Om dit grote werk te kunnen verrichten, moeten we de normen van de kerk naleven. Het is geen wonder dat we omgeven zijn door invloeden die ons ontmoedigen, afleiden of uitsluiten. We moeten ons doel voor ogen houden en bedenken dat de tempel de reden is voor alles wat we in de kerk doen.

Programma’s voor de jongeren, zoals Persoonlijke vooruitgang en Plicht jegens God, moedigen de jongeren aan om zich op de tempel voor te bereiden. Deze programma’s zijn ontworpen om jongeren te helpen bij het doen en nakomen van toezeggingen, waardoor ze zich voorbereiden om verbonden te sluiten en na te leven. Jongeren worden ook aangemoedigd om in hun dagboek te schrijven, familiehistorisch werk te verrichten en zich plaatsvervangend voor hun voorouders te laten dopen. In de brochure Voor de kracht van de jeugd staan leerstellingen en beginselen die, als ze begrepen en nageleefd worden, jongeren zullen helpen om aan de eisen van de tempel te voldoen. Deze programma’s zijn belangrijke hulpmiddelen voor jongeren, ouders en leiders. Ze helpen jongeren bij hun voorbereiding op tempelbezoek. En onze jongeren hoeven niet te wachten totdat ze op zending gaan of gaan trouwen. Vanaf twaalf jaar kunnen ze al naar de tempel gaan om zich plaatsvervangend te laten dopen en bevestigen. En dat kunnen ze hun hele leven blijven doen. Er zullen letterlijk grote zegeningen ‘worden uitgestort’ op ‘het hoofd’ van hen die in de tempel hun begiftiging ontvangen. En onze jongeren kunnen een deel van deze zegeningen ontvangen als ze waardig zijn om naar het huis van de Heer te gaan.10

In de Salt Laketempel is de doopruimte op zaterdagmorgen een bijzondere plek! Ik was daar een keer vroeg om me voor enkele voorouders te laten dopen. Terwijl ik op het bankje in de doopruimte zat te wachten, zag ik dat de jongevrouw aan mijn linkerzijde haar patriarchale zegen aan het lezen was. Het meisje aan mijn rechterkant zat in de Schriften te lezen. Ik vroeg haar of ze met een groep was gekomen. Ze antwoordde: ‘Nee, ik kom hier iedere zaterdag met mijn vriendin. Dan gaat de komende week veel beter.’ Deze jongevrouwen, en andere jongevrouwen en jongemannen, kennen een groot geheim — de tempel is niet alleen ons gezin en onze voorouders tot zegen, maar ook ons. Ons is beloofd dat zij die hun begiftiging ontvangen van dat heilig huis zullen uitgaan ‘gewapend met uw macht, en dat uw naam op hen zal mogen zijn, en uw heerlijkheid rondom hen, en uw engelen hen mogen bewaren.’11 Dat zijn grote zegeningen en beloften. Welke jongere wil zich niet op deze zegeningen voorbereiden, zodat hij of zij in deze duistere wereld staande kan blijven?

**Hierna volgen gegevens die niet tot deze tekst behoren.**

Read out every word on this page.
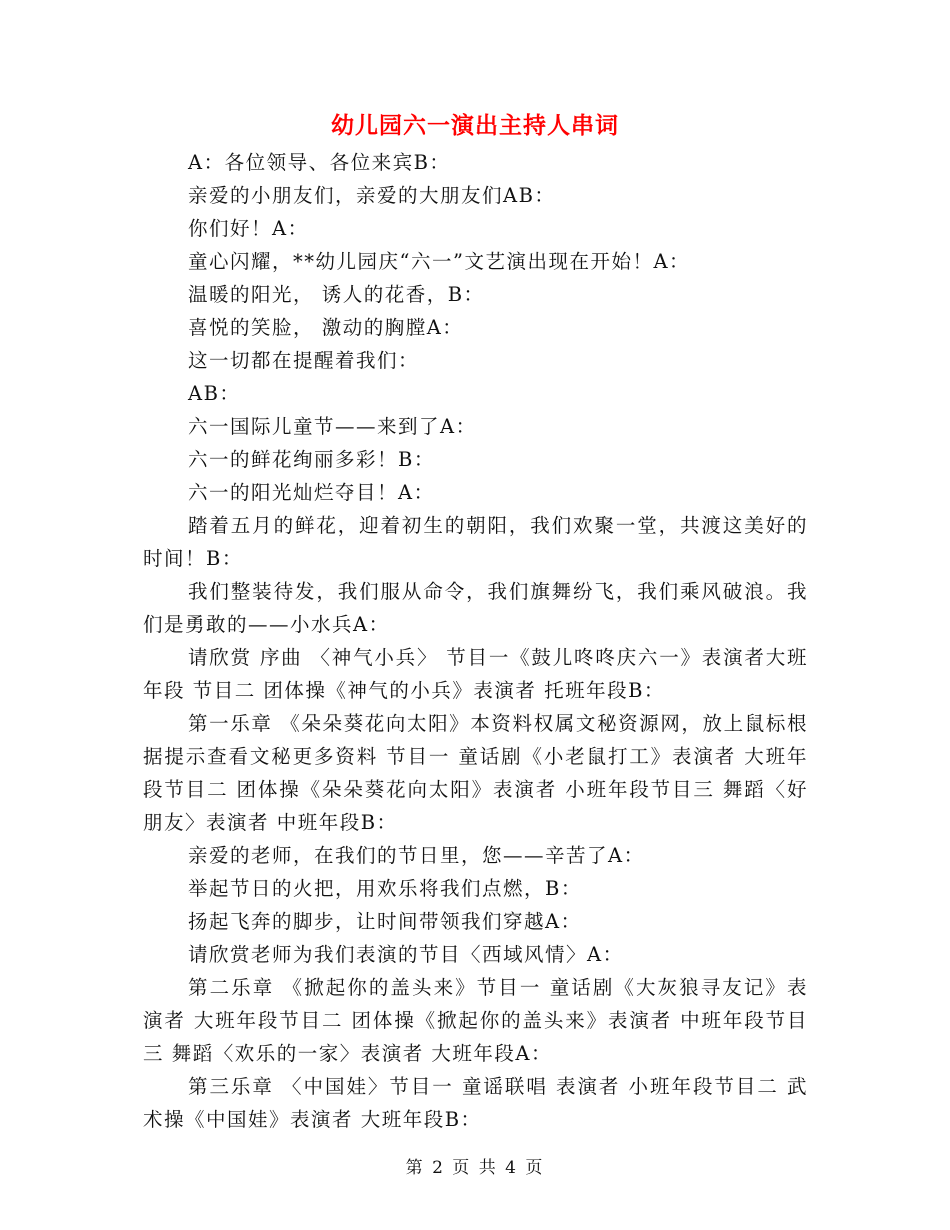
幼儿园六一演出主持人串词

A：各位领导、各位来宾B：

亲爱的小朋友们，亲爱的大朋友们AB：

你们好！A：

童心闪耀，**幼儿园庆“六一”文艺演出现在开始！A：

温暖的阳光， 诱人的花香，B：

喜悦的笑脸， 激动的胸膛A：

这一切都在提醒着我们：

AB：

六一国际儿童节——来到了A：

六一的鲜花绚丽多彩！B：

六一的阳光灿烂夺目！A：

踏着五月的鲜花，迎着初生的朝阳，我们欢聚一堂，共渡这美好的时间！B：

我们整装待发，我们服从命令，我们旗舞纷飞，我们乘风破浪。我们是勇敢的——小水兵A：

请欣赏 序曲 〈神气小兵〉 节目一《鼓儿咚咚庆六一》表演者大班年段 节目二 团体操《神气的小兵》表演者 托班年段B：

第一乐章 《朵朵葵花向太阳》本资料权属文秘资源网，放上鼠标根据提示查看文秘更多资料 节目一 童话剧《小老鼠打工》表演者 大班年段节目二 团体操《朵朵葵花向太阳》表演者 小班年段节目三 舞蹈〈好朋友〉表演者 中班年段B：

亲爱的老师，在我们的节日里，您——辛苦了A：

举起节日的火把，用欢乐将我们点燃，B：

扬起飞奔的脚步，让时间带领我们穿越A：

请欣赏老师为我们表演的节目〈西域风情〉A：

第二乐章 《掀起你的盖头来》节目一 童话剧《大灰狼寻友记》表演者 大班年段节目二 团体操《掀起你的盖头来》表演者 中班年段节目三 舞蹈〈欢乐的一家〉表演者 大班年段A：

第三乐章 〈中国娃〉节目一 童谣联唱 表演者 小班年段节目二 武术操《中国娃》表演者 大班年段B：

第 2 页 共 4 页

Toen president Faust vorig jaar oktober de jongemannen tijdens de priesterschapsbijeenkomst toesprak, moedigde hij hen aan om in actie te komen en aan tempelwerk en familiegeschiedenis te gaan werken. Hij zei: ‘Ik spoor jullie (…) aan om op zoek te gaan naar meer kennis over je voorouders. (…) Je hebt gemakkelijk toegang tot een uitgebreide verzameling familiegeschiedenissen, via internet op je computer thuis of in het dichtstbijzijnde centrum voor familiegeschiedenis. (…) Tempelwerk is belangrijk (…) want “wij kunnen zonder hen niet tot volmaking komen; evenmin kunnen zij zonder ons tot volmaking komen.”’12

De jongeren zijn op ‘deze tijd’ voorbereid.13 Ze zijn slim en intelligent. Ze kunnen goed met computers en het internet overweg. Ze zijn een grote, onaangesproken bron ten goede! Ze zijn voor deze laatste dagen voorbestemd, en ze hebben veel werk te doen. Ze hebben niet alleen veel werk te doen, maar de tempel zal ook een toevluchtsoord voor hen zijn die hen tegen wereldse invloeden zal beschermen.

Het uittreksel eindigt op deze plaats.